Rafe froze, the hand still resting on her waist burning like he’d touched a hot stove, every alarm bell in his head blaring that this was exactly the kind of attention he’d spent years avoiding. Half the town’s regulars were already glancing over, he could see the quilting circle ladies from the Methodist church pretending to admire a jar of pickles at the next booth while they snuck looks at them. He felt that familiar twist of disgust at himself for even wanting to say yes, for letting a pretty woman with flour on her wrist get under his skin so easily, but then she tilted her head, and he saw the faint, nervous bite of her lower lip, and all those alarms went quiet.

He laughed, that rough, low laugh he hadn’t used since his last fire crew assignment, and told her he had two tickets to the outdoor John Wayne marathon they were showing at the fairground after dark, if she didn’t have plans after the contest wrapped. She leaned in further, the side of her face almost brushing his jaw, and he could smell the cinnamon on her skin, the faint coffee on her breath, when she said “I’ll even bring the peach pie you’ve been staring at through the shop display case every morning for three months. Don’t think I didn’t notice.”

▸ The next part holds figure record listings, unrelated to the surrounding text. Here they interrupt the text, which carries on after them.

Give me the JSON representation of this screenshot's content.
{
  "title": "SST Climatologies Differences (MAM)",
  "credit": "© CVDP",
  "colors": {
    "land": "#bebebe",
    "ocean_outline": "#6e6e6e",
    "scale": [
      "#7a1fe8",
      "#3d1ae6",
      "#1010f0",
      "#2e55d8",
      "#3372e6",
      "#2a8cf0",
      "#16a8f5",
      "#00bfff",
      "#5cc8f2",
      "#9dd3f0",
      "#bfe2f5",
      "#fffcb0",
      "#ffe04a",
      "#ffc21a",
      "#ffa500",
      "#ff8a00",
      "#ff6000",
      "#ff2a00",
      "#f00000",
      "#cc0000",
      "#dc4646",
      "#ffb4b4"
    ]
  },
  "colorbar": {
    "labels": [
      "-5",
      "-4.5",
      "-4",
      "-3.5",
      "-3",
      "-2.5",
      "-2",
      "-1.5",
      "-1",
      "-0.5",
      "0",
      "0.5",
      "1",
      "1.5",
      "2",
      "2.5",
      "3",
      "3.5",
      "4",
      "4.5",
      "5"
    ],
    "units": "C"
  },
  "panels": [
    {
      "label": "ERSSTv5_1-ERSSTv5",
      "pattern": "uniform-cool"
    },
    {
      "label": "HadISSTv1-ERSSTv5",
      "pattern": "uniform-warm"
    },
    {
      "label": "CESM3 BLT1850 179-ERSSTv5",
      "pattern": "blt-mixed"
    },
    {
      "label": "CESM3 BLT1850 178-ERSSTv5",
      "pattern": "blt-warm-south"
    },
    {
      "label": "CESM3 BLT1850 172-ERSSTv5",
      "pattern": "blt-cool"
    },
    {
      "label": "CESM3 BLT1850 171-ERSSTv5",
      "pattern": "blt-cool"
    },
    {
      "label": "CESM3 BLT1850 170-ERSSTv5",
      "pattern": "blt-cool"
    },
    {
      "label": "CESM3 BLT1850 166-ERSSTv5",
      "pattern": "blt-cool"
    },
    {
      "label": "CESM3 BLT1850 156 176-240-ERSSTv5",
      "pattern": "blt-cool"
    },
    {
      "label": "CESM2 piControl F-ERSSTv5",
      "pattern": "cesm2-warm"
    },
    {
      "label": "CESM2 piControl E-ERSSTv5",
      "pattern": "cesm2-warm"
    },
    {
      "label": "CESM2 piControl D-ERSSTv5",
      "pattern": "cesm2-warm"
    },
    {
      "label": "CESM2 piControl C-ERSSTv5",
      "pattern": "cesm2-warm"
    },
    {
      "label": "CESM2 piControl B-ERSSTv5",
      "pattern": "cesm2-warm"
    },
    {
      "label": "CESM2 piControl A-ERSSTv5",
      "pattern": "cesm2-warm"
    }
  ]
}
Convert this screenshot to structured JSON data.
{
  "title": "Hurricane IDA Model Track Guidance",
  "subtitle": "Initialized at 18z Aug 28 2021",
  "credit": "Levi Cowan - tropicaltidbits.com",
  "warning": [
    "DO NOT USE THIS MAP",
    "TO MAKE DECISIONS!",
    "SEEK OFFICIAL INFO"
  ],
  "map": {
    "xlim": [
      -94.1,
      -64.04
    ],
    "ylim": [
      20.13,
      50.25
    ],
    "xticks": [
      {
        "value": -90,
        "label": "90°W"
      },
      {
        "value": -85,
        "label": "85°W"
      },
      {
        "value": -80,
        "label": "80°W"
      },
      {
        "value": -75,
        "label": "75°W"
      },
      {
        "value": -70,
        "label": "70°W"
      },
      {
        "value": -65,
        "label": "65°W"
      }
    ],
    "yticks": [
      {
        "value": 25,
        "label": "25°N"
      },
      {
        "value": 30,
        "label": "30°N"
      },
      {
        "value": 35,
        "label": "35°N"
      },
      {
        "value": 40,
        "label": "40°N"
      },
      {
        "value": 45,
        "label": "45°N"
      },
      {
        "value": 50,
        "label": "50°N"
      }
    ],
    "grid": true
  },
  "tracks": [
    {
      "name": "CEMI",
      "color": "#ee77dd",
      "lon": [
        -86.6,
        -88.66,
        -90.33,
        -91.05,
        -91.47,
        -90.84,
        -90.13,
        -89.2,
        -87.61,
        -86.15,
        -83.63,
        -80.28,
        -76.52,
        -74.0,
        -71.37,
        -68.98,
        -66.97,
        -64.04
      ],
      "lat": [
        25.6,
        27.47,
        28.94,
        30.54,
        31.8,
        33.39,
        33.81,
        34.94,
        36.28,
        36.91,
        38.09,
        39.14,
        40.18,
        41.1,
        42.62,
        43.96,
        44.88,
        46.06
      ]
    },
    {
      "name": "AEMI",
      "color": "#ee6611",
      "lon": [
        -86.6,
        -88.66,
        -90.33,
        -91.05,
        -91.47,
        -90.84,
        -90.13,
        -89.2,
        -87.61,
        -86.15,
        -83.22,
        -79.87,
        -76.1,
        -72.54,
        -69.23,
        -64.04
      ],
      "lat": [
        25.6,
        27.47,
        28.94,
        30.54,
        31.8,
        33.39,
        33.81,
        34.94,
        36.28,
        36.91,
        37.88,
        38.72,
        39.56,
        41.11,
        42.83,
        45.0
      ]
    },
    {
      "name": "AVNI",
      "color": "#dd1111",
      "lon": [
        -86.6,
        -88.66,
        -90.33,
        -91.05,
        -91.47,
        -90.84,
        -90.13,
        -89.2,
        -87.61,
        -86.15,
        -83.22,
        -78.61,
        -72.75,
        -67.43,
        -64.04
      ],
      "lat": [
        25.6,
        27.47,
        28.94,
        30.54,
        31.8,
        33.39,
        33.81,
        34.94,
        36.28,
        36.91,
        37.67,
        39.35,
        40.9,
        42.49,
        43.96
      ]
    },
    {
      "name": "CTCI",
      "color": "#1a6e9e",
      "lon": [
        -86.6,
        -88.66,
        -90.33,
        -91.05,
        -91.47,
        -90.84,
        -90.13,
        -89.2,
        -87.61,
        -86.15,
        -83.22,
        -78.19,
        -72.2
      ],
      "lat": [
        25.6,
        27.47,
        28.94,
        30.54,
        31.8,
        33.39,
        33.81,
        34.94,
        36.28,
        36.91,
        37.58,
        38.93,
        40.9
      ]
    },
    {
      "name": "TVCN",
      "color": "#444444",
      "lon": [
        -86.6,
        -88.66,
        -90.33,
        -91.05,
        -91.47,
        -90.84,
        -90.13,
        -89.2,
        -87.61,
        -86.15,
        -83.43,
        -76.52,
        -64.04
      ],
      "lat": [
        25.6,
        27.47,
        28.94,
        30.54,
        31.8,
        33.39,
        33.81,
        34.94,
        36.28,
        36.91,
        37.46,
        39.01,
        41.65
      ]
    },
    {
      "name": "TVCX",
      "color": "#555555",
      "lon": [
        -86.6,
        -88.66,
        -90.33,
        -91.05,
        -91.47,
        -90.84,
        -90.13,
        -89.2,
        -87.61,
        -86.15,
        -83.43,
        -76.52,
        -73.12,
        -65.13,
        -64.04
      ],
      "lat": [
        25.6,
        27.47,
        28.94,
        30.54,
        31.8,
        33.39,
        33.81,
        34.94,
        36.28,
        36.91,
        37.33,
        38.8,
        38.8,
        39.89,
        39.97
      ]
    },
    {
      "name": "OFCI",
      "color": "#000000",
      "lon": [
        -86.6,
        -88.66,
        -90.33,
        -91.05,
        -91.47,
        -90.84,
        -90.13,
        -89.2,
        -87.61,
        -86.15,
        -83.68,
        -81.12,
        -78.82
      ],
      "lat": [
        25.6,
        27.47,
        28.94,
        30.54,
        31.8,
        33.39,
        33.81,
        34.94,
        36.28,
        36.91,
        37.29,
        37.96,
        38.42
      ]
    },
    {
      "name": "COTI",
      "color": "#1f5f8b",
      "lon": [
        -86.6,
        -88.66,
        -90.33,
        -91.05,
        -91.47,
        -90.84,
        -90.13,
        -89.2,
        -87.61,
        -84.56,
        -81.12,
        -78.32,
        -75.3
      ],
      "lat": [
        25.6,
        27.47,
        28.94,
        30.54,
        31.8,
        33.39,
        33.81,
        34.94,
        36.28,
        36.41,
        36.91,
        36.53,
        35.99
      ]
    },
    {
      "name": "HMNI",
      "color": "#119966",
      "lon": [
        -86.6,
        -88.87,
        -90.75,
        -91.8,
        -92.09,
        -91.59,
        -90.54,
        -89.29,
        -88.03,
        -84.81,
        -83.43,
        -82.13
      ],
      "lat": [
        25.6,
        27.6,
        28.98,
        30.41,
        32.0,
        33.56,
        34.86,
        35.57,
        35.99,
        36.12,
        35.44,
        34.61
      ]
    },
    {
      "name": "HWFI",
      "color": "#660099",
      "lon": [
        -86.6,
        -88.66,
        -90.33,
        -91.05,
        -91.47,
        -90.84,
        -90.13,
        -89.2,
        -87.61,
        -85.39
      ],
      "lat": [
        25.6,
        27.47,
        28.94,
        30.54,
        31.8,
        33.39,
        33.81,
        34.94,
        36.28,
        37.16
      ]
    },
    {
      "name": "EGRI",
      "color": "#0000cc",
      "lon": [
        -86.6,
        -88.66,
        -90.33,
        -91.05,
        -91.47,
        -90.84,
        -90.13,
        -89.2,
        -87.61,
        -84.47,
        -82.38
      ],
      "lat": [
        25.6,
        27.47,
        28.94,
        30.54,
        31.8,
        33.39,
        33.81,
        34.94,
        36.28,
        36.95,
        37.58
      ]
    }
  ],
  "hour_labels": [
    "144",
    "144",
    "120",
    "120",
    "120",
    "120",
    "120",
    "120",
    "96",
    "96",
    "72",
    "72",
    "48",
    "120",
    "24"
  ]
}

He admitted he’d been scared of the gossip, that everyone in town still knew him as the guy whose wife left him, that he didn’t want to be the latest topic of conversation over Sunday brunch. She snort-laughed, pulling back to look him in the eye, and said “Honey, the quilting circle had a betting pool going on when you’d finally talk to me. I already won 72 bucks last week when I told them you’d bring me the pie server you carved personally.”

The contest wrapped an hour later, Lila taking first place for that exact peach pie she’d mentioned, and Rafe followed her to her beat up Subaru to grab the wool blanket she kept in the backseat, stopping at the beer garden to grab two more IPAs on the way to the fairground screen. They spread the blanket out in the back row, away from most of the crowd, and she sat close enough that her leg pressed solidly against his the whole first movie, her shoulder bumping his every time she laughed at a one-liner.

Halfway through *True Grit*, when the lead character finally confesses he cares about the kid he’s been traveling with, Rafe reached over, lacing his calloused, scarred fingers through hers, her hand warm in his, a faint old burn scar on her middle knuckle from a baking accident she’d mentioned once in passing three months prior. He didn’t look over at her when he squeezed her hand, but he felt her squeeze back, soft and sure, and for the first time in almost a decade, he didn’t feel the urge to pull away.